Yes. You can show the same overall result using either conservation of momentum and energy or using Coulomb’s law and Newton’s 2nd law. The conservation laws are easier (algebra instead of calculus) but less detailed (no forces or interaction time).

 

[Jufa]

That is definitely the easiest approach. That will also get you the right answer, but you won’t see any details about the duration of the interaction or the force.

Instead, you can use Coulomb’s law and Newton’s 2nd law. You will get the same overall result, but you will see the details of the interaction.

You might want to do it both ways to see that they both agree and bolster your confidence in using the simple approach in the future.

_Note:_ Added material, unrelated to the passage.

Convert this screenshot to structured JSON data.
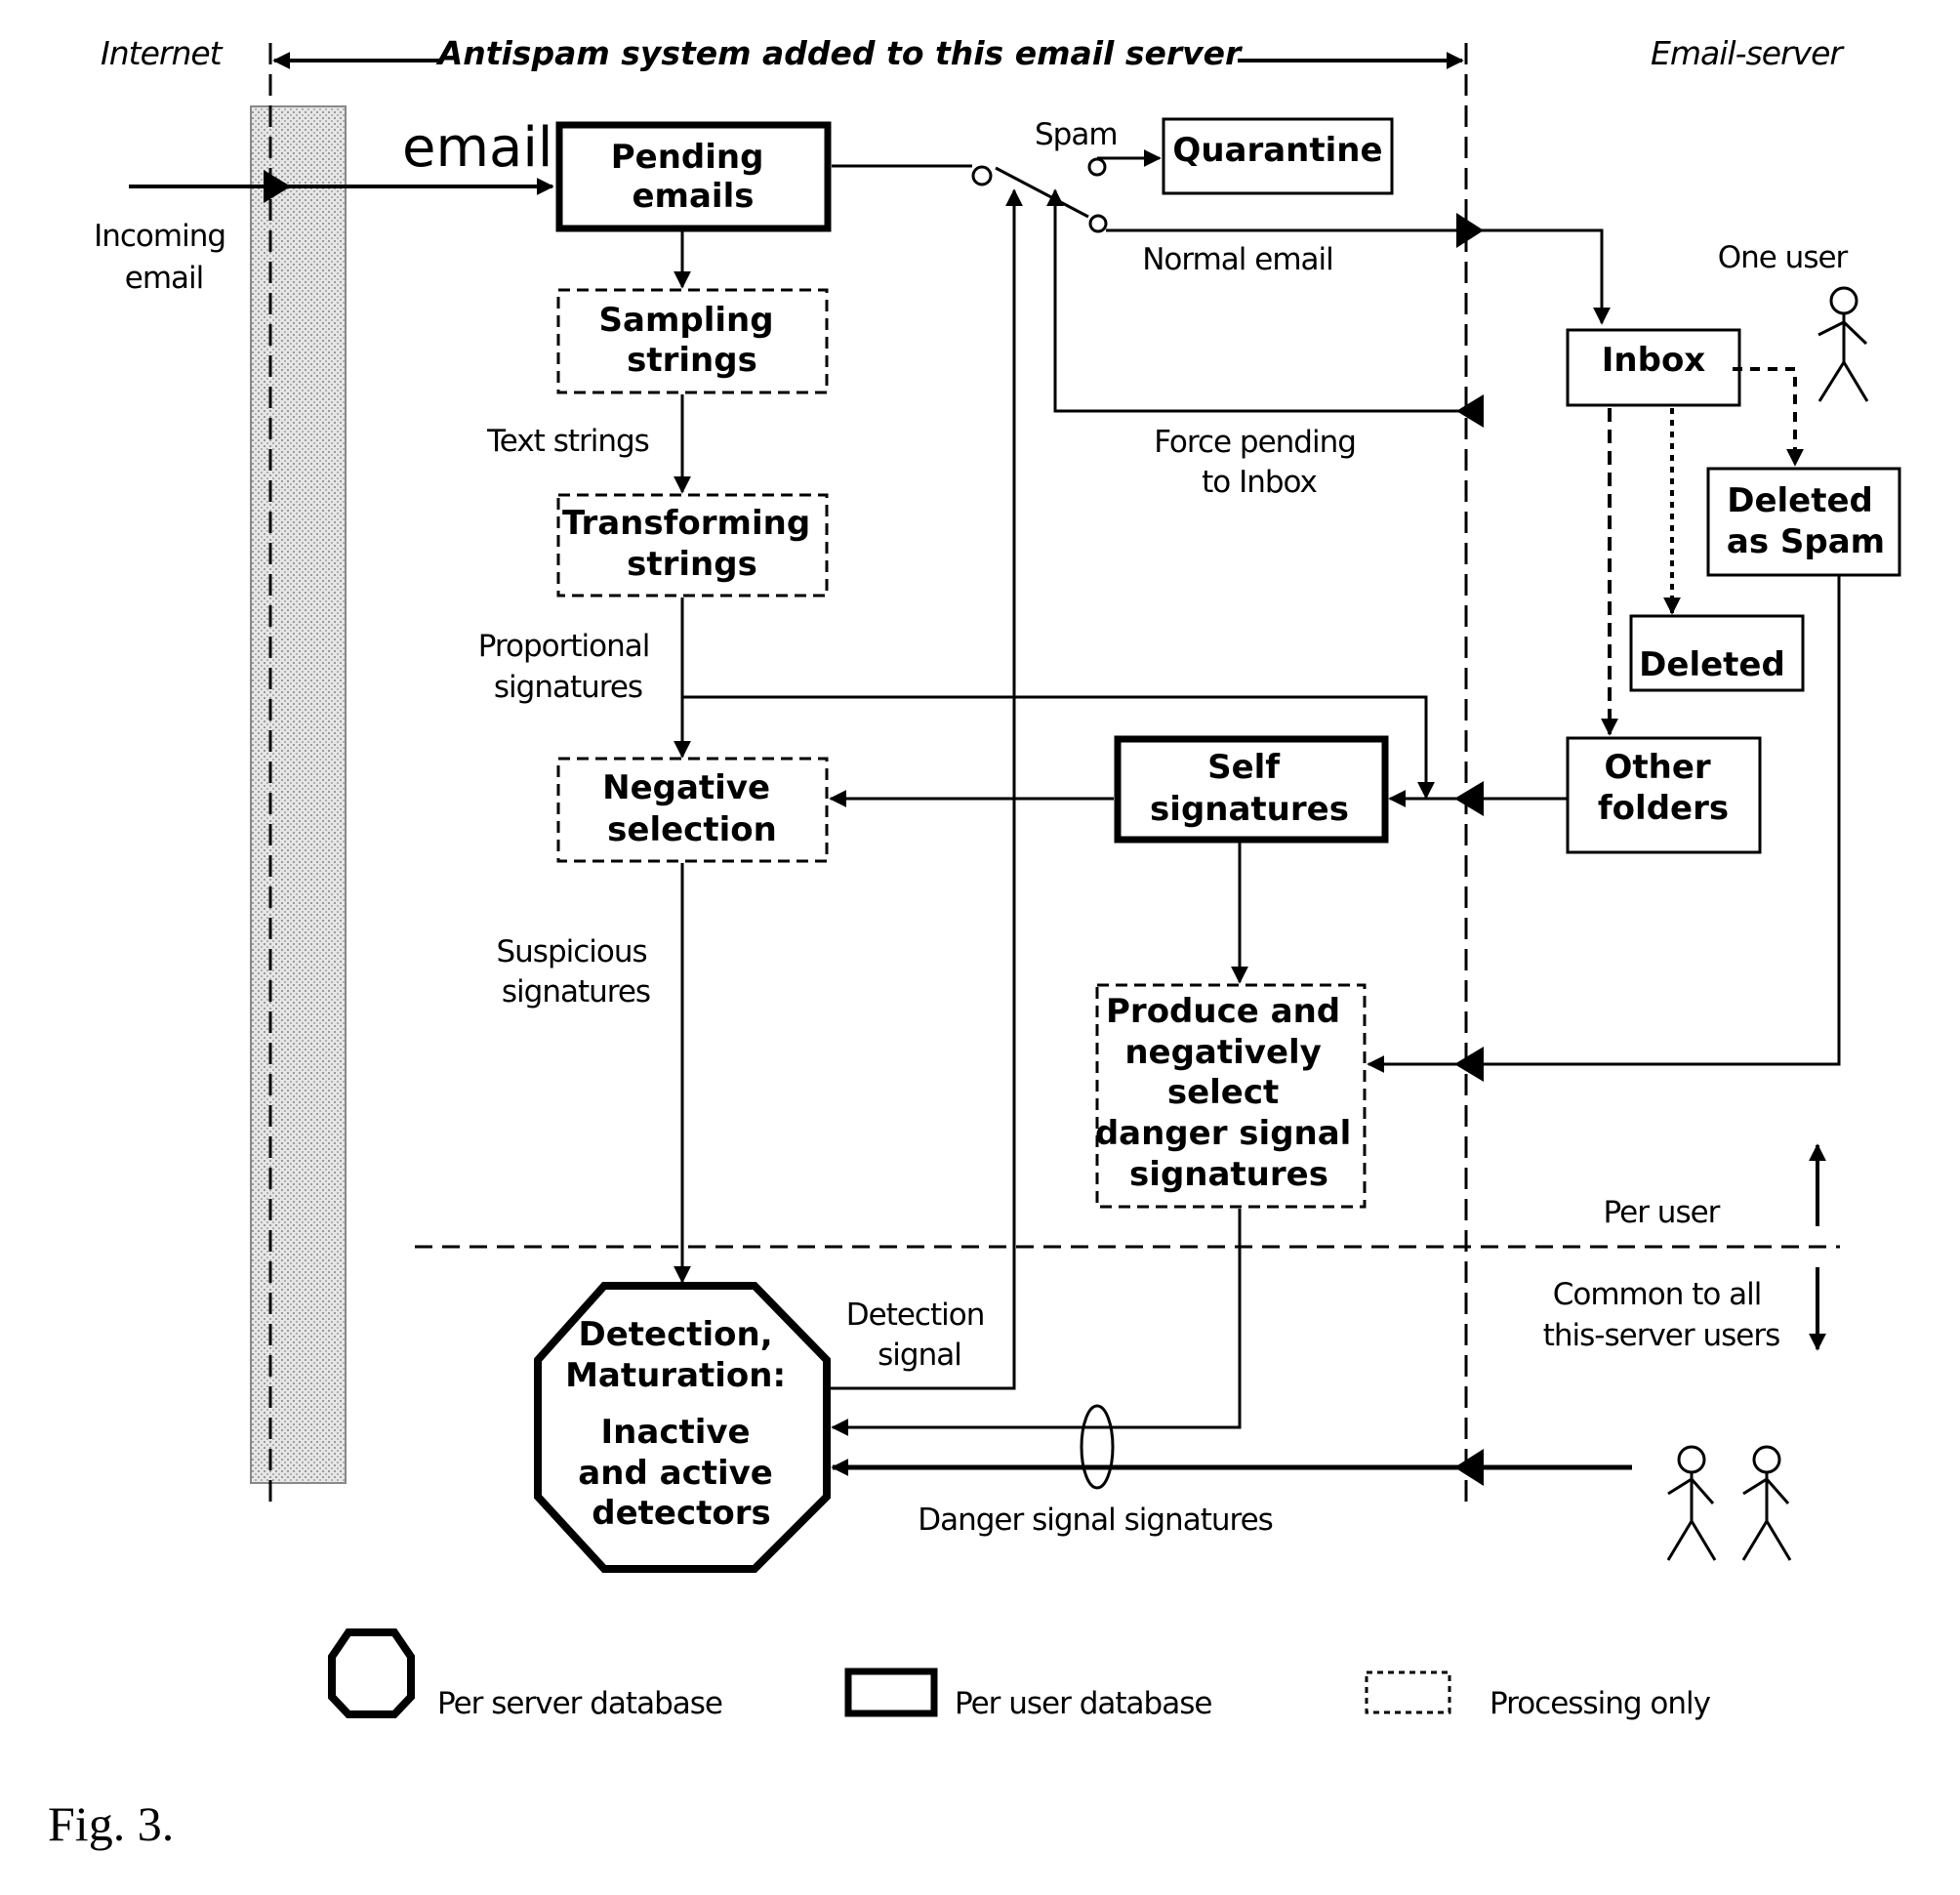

I think I've got somewhere Dale. Energy conservation sets a limit on how big can the velocity gain be. Indeed, the collision might not be elastic, since heat losses, setting an even lower upper bound for velocity gain. Therefore, non-massive objects cannot transfer (effectively) momentum. Just as if you have a huge coin and make it collide towards a little one. Momentum conservation does not forbid a huge deflection but energy conservation does. Am I right? (Thank you all for being that patient

 

[jbriggs444]

Momentum conservation does not forbid a huge deflection but energy conservation does.

Yes. Imagine shooting a massive ball at a tiny one. But coat the tiny ball with explosives. Now the massive ball can rebound at an arbitrarily large speed and at an arbitrarily great deflection angle.

 

[Dale]

Energy conservation sets a limit on how big can the velocity gain be.

Yes. It also limits how small it can be (assuming an elastic collision). There are only two velocities that are consistent with both conservation of momentum and energy.

 

[Jufa]

Nice. Thank you guys for helping, can sleep well tonight now :).

 

[Drakkith]

Remember this refers to Thompson's model, so the electrons were believed to be attached to the atom. I don't understand why we don't just assume that the moment transferred to the electrons has to be somehow (shared) by the whole atom.

Imagine a baseball that's attached to a 30 ton dump truck with a very strong bundle of bungee cords. Now hit the ball with a baseball bat moving at mach 58,000 (2x10⁷ m/s, or 6.6% the speed of light, the velocity of an incoming alpha particle in Rutherford's experiment). The baseball (assuming it remains intact) is going to go flying off at an enormous speed. The bungee cords holding it to the truck are going to break, and the truck isn't going to move hardly at all since it is 200,000 times more massive than the baseball and the bungees simply can't exert enough force before breaking. Even setting the truck on a frictionless surface won't change things much. A negligible amount of momentum will be transferred to the truck.

Of course, our bat should have a mass of about 1 ton in this case (7,340 times as massive as the baseball, same as an alpha particle vs an electron). So it isn't deflected much from the collision either. Perhaps a better example would be a large motorcycle hitting the baseball at mach 58,000.

I wonder if the insurance would cover the damage to the bike...

Edit: Just realized I was confusing pounds and kg. My motorcycle was close to 1000 pounds, but that's only half a ton. Oh well, I think I've gotten my point across.